Rick and others here have previously said what I am saying. That the factory setup is too sensitive.
In my experience this is always the case with factory tunes. They tend to be on the safe side of knock, pulling timing at the very first time.
Just my experience and my observations. You don't have to agree with them...
You can adjust the amount of timing it pulls, but you are not adjusting that.
What you are messing with is the ECU's definition of knock.
The maps you are changing are not timing pull or amount to pull. The maps you are changing tell the ECU whether knock has occurred in a cylinder or not.
Either the flame front propagates through the cylinder uniformly or it doesn't.
If you want to modify how the ECU reacts to detected knock, then you are tuning the wrong maps! This is my point from the start.
I don't see how it's possible to dial in these maps cautiously or not cautiously - the OEM has pressure transducers hooked up to each cylinder, and they can exactly see when a spike occurs, and this is what they calibrate them to. If a reasonably sized spike occurs you are probably not going to make more power, because the peak is likely going to be before TDC.
But let me ask this. Who here has put set cans or sensors on the engine and compared the factory knock tune to audible knock that they could detect? Its one thing to say leave it stock and dong mess with it... but its entirely different to say that based on testing and data.
I've done this plenty of times on many different engines. And there are different factory calibrations as well.
I have experienced sometimes that the ECU detects knock when none is present, but that is usually on tunes where the engine block is not even the same...

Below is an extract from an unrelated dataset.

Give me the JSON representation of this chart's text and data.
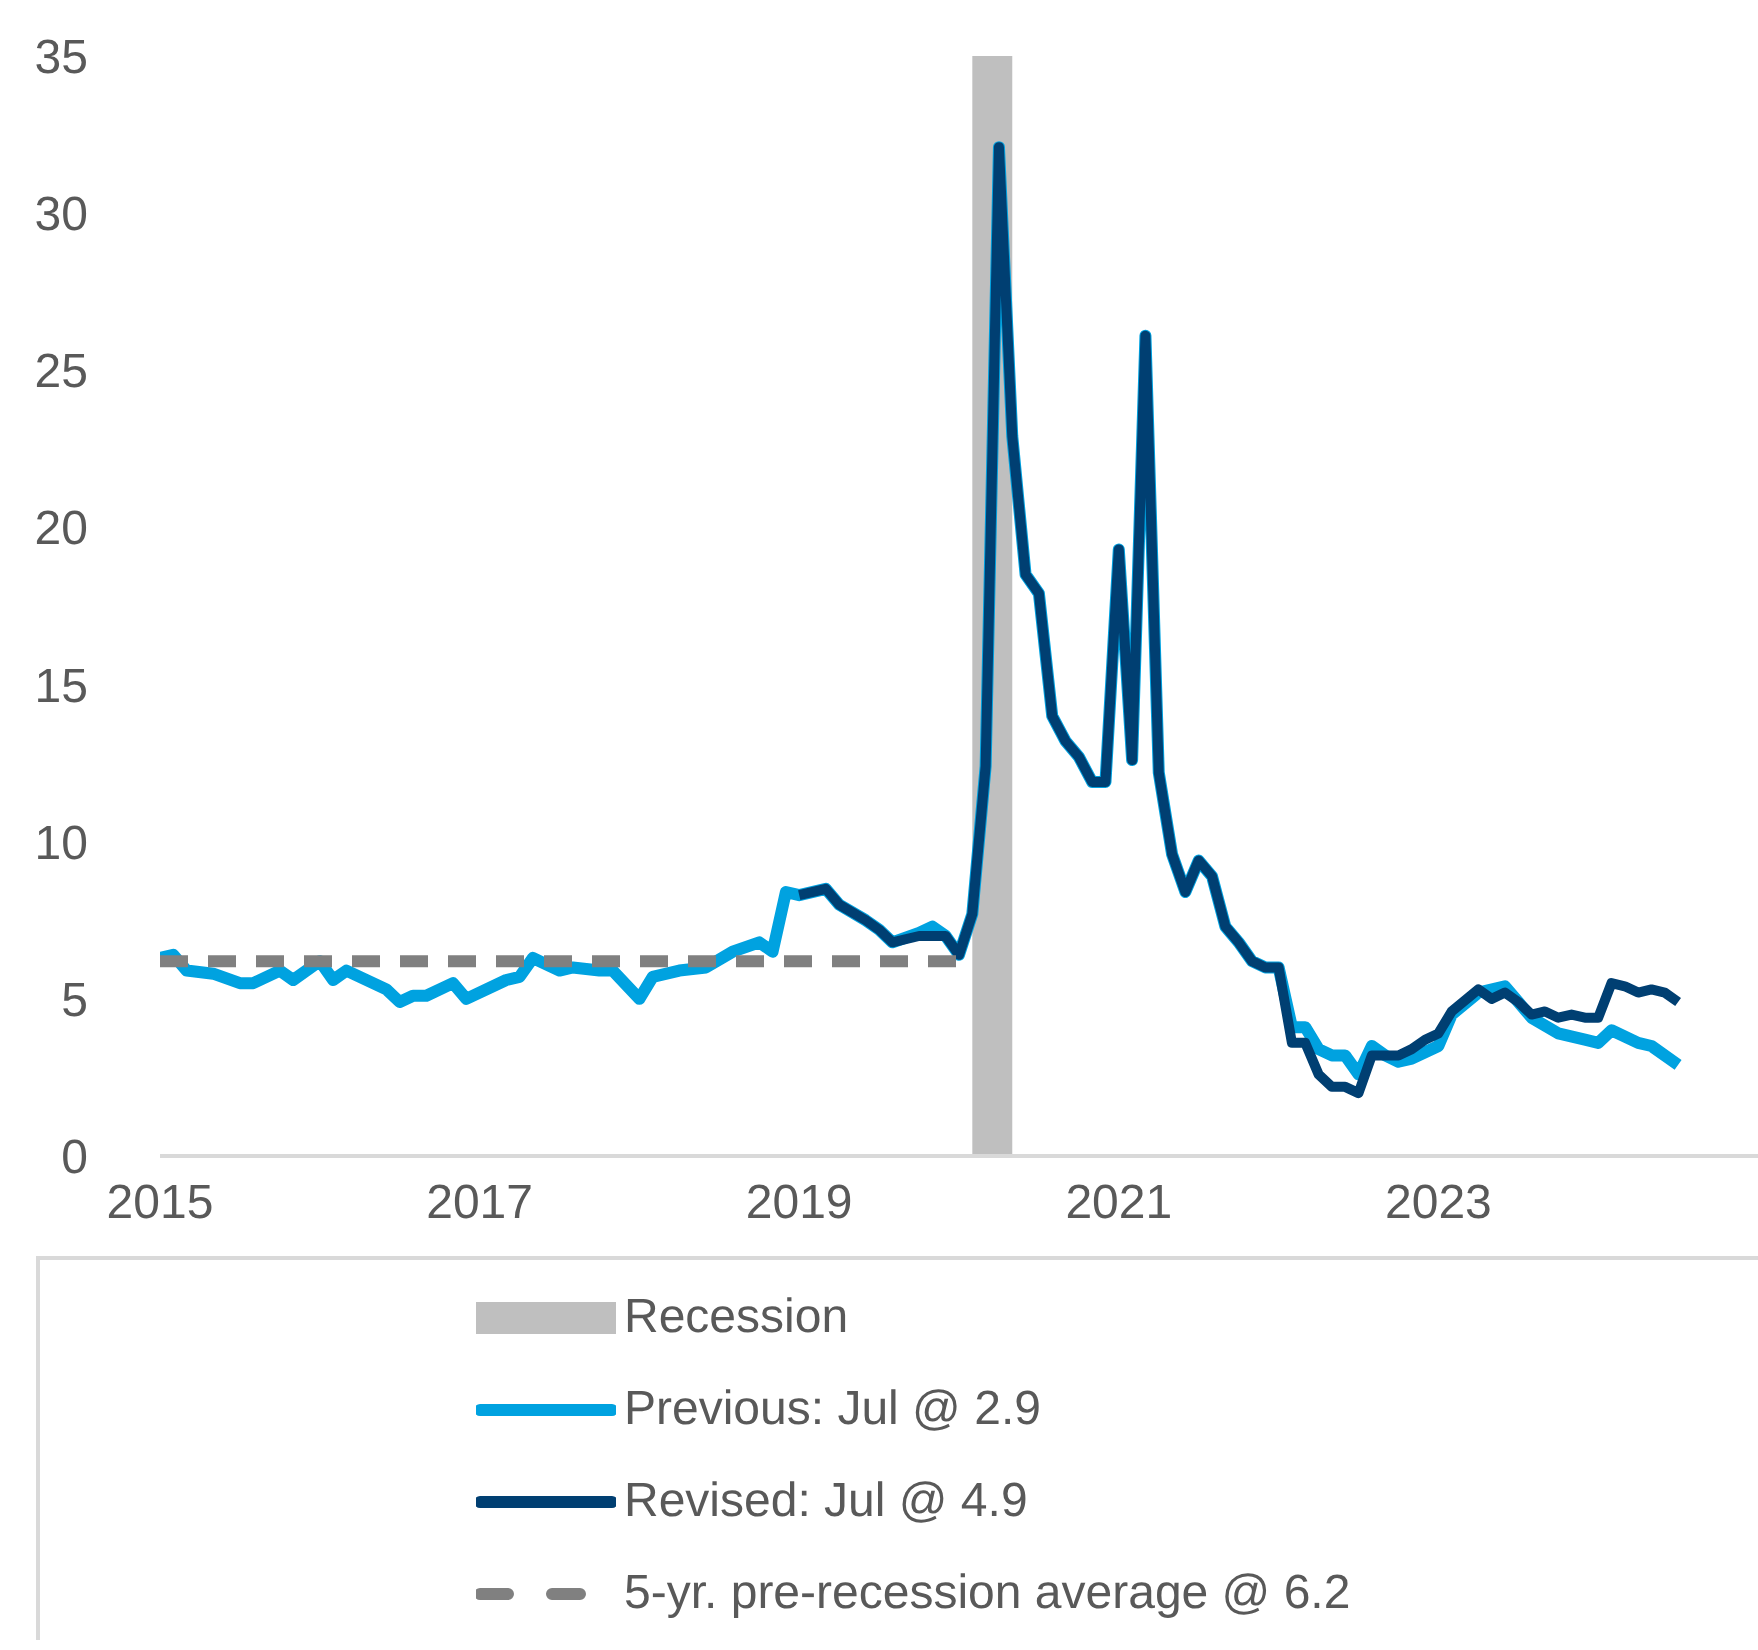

I think what you want to tune in your case is the way it reacts to knock, not how it detects knock.
KFKEF are coefficients which basically tell the maximum permissible deviation from the base levels. The only right way to tune those is with in-cylinder pressure transducers.
You can do headphones and a multiplicative addition in a pinch, but I would not touch those until you verify that the ECU is seeing knock where there is none.
Look at the KRRA module, specifically KRFKN/KRFKLN, which tells how much to retard on a single knock event, as well as KRVFN/KRLVFN/KRVFSN, which is the speed at which the ignition angle is phased back in.
You can try to reduce the amount if pulls right off the bat, but if the amount you pull is not enough the first time, and you end up pulling more the 2nd time, you will lose power. As the cylinder heats up more and more due to knocking combustion, the fuel will be more and more prone to detonation.